Reputation: 153
I have some audio files recorded from wind turbines, and I'm trying to do anomaly detection. The general idea is if a blade has a fault (e.g. cracking), the sound of this blade will differ with other two blades, so we can basically find a way to extract each blade's sound signal and compare the similarity / distance between them, if one of this signals has a significant difference, we can say the turbine is going to fail. I only have some faulty samples, labels are lacking.
However, there seems to be no one doing this kind of work, and I met lots of troubles while attempting. I've tried using stft to convert the signal to power spectrum, and some spikes show. How to identify each blade from the raw data? (Some related work use AutoEncoders to detect anomaly from audio, but in this task we want to use some similarity-based method.)

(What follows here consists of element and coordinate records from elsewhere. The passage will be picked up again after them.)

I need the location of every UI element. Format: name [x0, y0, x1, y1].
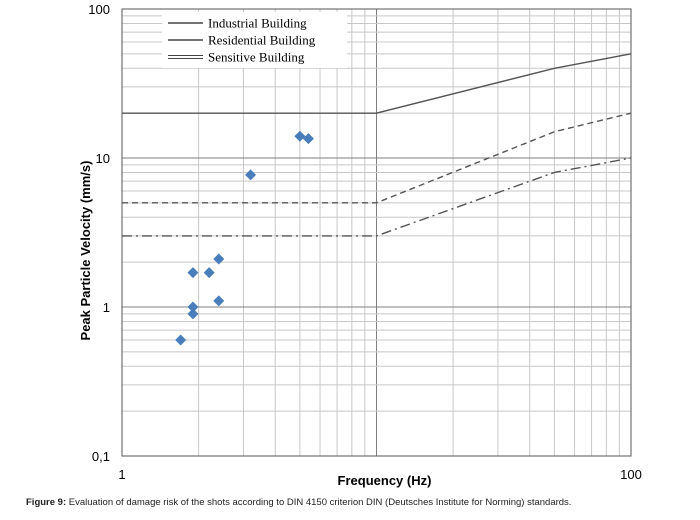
x-tick-label: 1 — [118, 467, 125, 482]
x-tick-label: 100 — [620, 467, 642, 482]
legend-label: Residential Building — [208, 33, 316, 48]
data-point — [203, 267, 215, 279]
figure-caption: Figure 9: Evaluation of damage risk of t… — [26, 497, 696, 508]
threshold-line — [122, 112, 632, 204]
data-point — [213, 253, 225, 265]
y-tick-label: 0,1 — [92, 449, 110, 464]
y-tick-label: 100 — [88, 2, 110, 17]
data-point — [187, 301, 199, 313]
data-point — [213, 295, 225, 307]
threshold-line — [122, 157, 632, 237]
caption-text: Evaluation of damage risk of the shots a… — [66, 497, 572, 508]
data-point — [302, 133, 314, 145]
plot-frame — [121, 8, 632, 457]
legend: Industrial Building Residential Building S… — [162, 12, 347, 68]
legend-label: Industrial Building — [208, 16, 307, 31]
data-point — [187, 267, 199, 279]
data-point — [245, 169, 257, 181]
y-tick-label: 10 — [96, 151, 110, 166]
data-point — [175, 334, 187, 346]
y-tick-label: 1 — [103, 300, 110, 315]
data-point — [294, 130, 306, 142]
caption-label: Figure 9: — [26, 497, 67, 508]
tick-labels: 0,1 1 10 100 1 100 — [88, 2, 642, 482]
chart: 0,1 1 10 100 1 100 Industrial Building Residen… — [78, 2, 642, 488]
threshold-lines — [122, 53, 632, 237]
legend-label: Sensitive Building — [208, 50, 305, 65]
data-points — [175, 130, 314, 346]
data-point — [187, 308, 199, 320]
y-axis-label: Peak Particle Velocity (mm/s) — [78, 161, 93, 341]
threshold-line — [122, 53, 632, 114]
grid-lines — [122, 9, 631, 456]
x-axis-label: Frequency (Hz) — [338, 473, 432, 488]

Anyone has good idea? Have some related work / paper to recommend?
Upvotes: 0
Views: 109
Reputation: 6299
Assuming that the audio you got is from a location where one can hear individual blades as they pass by, there are two subproblems:
1) Estimate each blade position, and extract the audio for each blade.

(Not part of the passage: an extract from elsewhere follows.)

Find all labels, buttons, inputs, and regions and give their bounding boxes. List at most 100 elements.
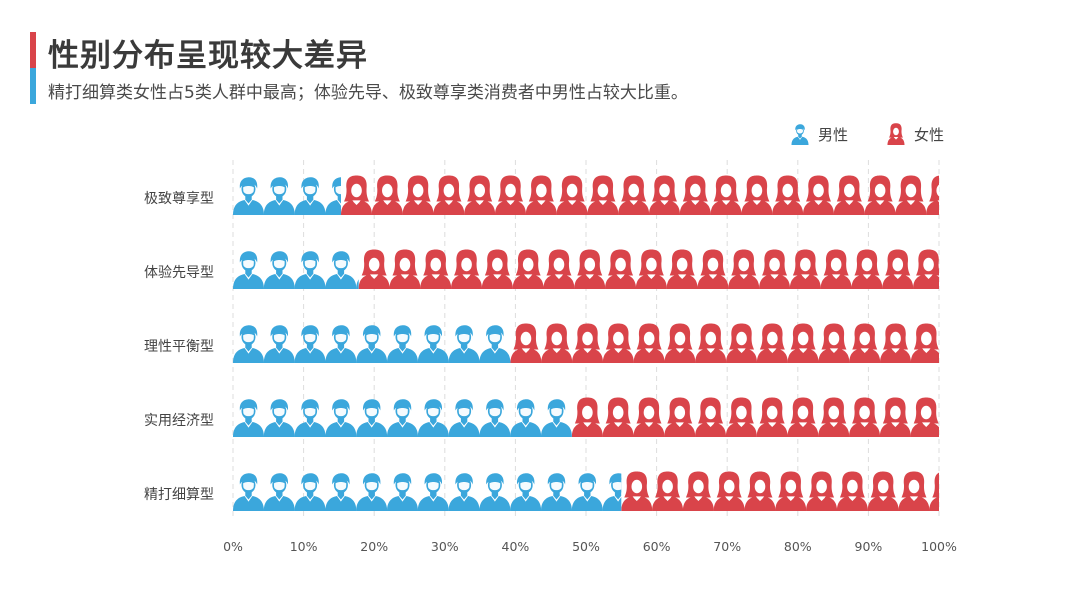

2) Compare the signal from each blade to eachother. Determine if one of them is different enough to be considered an anomaly
Estimating the blade position can be done with a sensor that detects the rotation directly. For example based on the magnetic field of the generator. Ideally you would have this kind known-good sensor data, at least while developing your system. It may be possible to estimate using only audio, using some sort of Periodicity Detection. Autocorrelation is a commonly used technique for that.
To detect differences between blades, you can try to use a standard distance function on a standard feature description, like Euclidean on MFCC. You will still need to have some samples for both known faulty examples and known good/acceptable examples, to evaluate your solution. There is however a risk that this will not be good enough. Then try to compute some better features as basis for the distance computation. Perhaps using an AutoEncoder. You can also try some sort of Similarity Learning. If you have a good amount of both good and faulty data, you may be able to use a triplet loss setup to learn the similarity metric. Feed in data for two good blades as objects that should be similar, and the known-bad as something that should be dissimilar.
Upvotes: 1
Reputation: 59368
Well...
If your shaft is rotating at, say 1200 RPM or 20 Hz, then all the significant sound produced by that rotation should be at harmonics of 20Hz.
If the turbine has 3 perfect blades, however, then it will be in exactly the same configuration 3 times for every rotation, so all of the sound produced by the rotation should be confined to multiples of 60 Hz.
Energy at the other harmonics of 20 Hz -- 20, 40, 80, 100, etc. -- that is above the noise floor would generally result from differences between the blades.
This of course ignores noise from other sources that are also synchronized to the shaft, which can mess up the analysis.
Upvotes: 1